The exhibition showed the artist’s fundamental process, which led from his Ritmo verticale [Vertical Rhythm] of 1948 through to the works shown at the 34th Venice Biennale in 1968.
Works made from 1950 onwards were on show in the first room on the upper floor of the gallery. Starting with the “Scacchi” [“Chess”] series, they reveal much about a moment of development in the artist’s visual language. He was already moving towards a more dynamic and penetrating approach to perception, and the accentuation of the diagonal in 1952 already foreshadowed the “Spazio totale” [“Total Space”] series. The works in the following rooms on the same floor retrace Mario Nigro’s development from the Ritmo verticale of 1948, which further develop and analyse his initial abstract-constructive works, through to the overcoming of the two-dimensional plane. He also introduced a new tension between space and form, which led to an interweaving and overlapping of planes, as we see in the “Spazi totali” of 1954.
On show at the entrance to the gallery was Tempo e spazio: tensioni reticolari: simultaneità di elementi in lotta [Time and Space: Reticular Tensions: Simultaneities of Elements in Conflict] of 1954. This work is key to understanding the later developments of Mario Nigro’s work in relation to his investigation of the concepts of time, simultaneity and progressivity that were to become so much a part of his works in later years.

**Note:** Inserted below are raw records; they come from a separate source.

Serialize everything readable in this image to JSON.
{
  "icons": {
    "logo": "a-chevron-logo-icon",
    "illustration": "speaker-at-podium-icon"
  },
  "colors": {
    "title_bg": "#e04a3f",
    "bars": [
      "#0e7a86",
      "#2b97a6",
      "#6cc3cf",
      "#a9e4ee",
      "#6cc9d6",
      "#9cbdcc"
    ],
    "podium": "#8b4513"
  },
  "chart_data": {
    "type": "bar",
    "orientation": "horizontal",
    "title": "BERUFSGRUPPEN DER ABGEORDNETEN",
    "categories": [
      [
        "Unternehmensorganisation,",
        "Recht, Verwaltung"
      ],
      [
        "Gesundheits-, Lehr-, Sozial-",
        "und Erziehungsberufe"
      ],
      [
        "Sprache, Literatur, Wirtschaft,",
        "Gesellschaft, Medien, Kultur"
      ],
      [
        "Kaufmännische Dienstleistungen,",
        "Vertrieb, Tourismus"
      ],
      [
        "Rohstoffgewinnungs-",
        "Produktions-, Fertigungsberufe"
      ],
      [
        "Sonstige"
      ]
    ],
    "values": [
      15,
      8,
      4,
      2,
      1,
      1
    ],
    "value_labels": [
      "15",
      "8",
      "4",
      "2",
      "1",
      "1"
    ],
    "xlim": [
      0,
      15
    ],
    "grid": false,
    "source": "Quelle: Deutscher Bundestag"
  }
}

Particular attention was also paid to a group of works from 1956. After the Soviet invasion of Hungary that year, all the artist’s political and ideological certainties were shattered. When the social utopia that underpinned his work collapsed, also his faith in the absolute purity of geometry was lost, making way for a gradual intensification and then disintegration of his spatial grids, until they disappeared altogether.
The exhibition ended on the lower floor, with the works that were shown in the artist’s personal room at the 34th Venice Biennale in 1968. The perspective depth of his previous works emerges from the two-dimensionality of the canvas and spreads out through space, acquiring an environmental dimension in its accumulation in columns and in its unravelling along the walls. This living, pulsating place is then completed in the musical rhythm brought about by a repetition of little traces of colour that run through Le stagioni [The Seasons], the work shown on the ground, or by the infinite, expansive tension of the “Tralicci” [“Trellises”].
It is in this new synergy between time and space that Nigro’s works achieve their absolute immersiveness, in which, and during which, the viewer is plunged not so much into a representation of existence as into its concrete and dramatic manifestation.

On the occasion of the exhibition, a bilingual volume has been published with reproductions of the works on display, an introductory essay by Luca Massimo Barbero and updated bio-bibliographical notes.

The exhibition was in collaboration with the Archivio Mario Nigro.